Atmospheric pressure is low at the top of a mountain because the top of a mountain is at a high altitude. A nice first order approximation of the atmosphere is that the atmospheric pressure at some point in the atmosphere is the equal to the weight per unit area of all of the atmosphere above that point. This immediately leads to a roughly exponential decrease in pressure with increased altitude. Extending this first order reduction in pressure with increased altitude to a reduction in pressure with increased latitude is invalid logic.
On to the main question:
Why is air pressure higher in winter than in summer?
This is not the case. Suppose you pick a location in a temperate or polar climate (roughly between 30° and 70° degrees latitude) with a very long history of meteorological records. If you carefully compute the average atmospheric pressure in midwinter versus midsummer, you will likely find that the average pressure is very slightly lower in winter than it is in summer.
What you'll also find is that the extremes of pressure are more likely to occur in winter rather than summer. A nice example of this is wunderground.com's compilation of U.S. city barometric pressure records. All of the highest pressure records occur in winter. However, with the exception of coastal cities that were hit by hurricanes, all of the lowest pressure records also occur in winter.
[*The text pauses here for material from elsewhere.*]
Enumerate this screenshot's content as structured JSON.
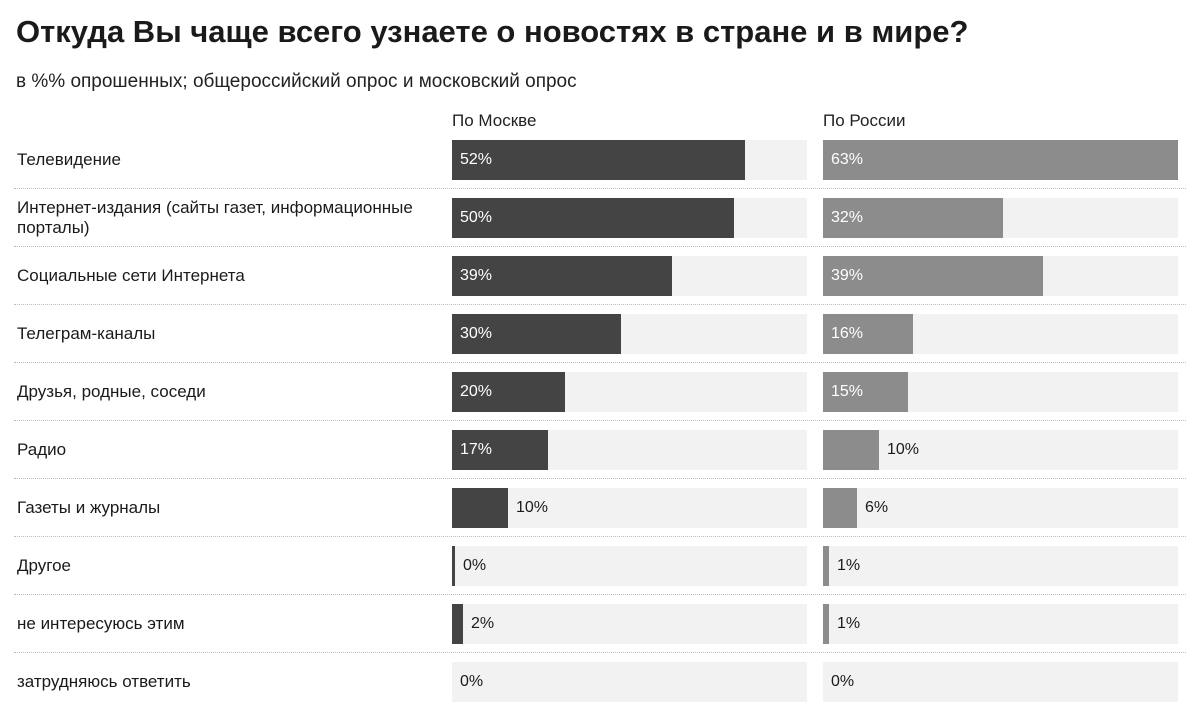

This suggests that wintertime weather is much more volatile than is summertime weather, at least in the contiguous U.S. This concept applies across locales with temperate or polar climates: In such locales, wintertime weather tends to be much more volatile compared to summertime weather.
There's a marked temperature difference between the Earth's equatorial and polar regions. The Earth's atmosphere works to balance these differences via air flow from the equator to the poles and back. The primary cause of the increased wintertime volatility in temperate and polar locales is that this is when the temperature difference between the equator and the pole is at its greatest and that these are the locales where the conflict is most brought to bear.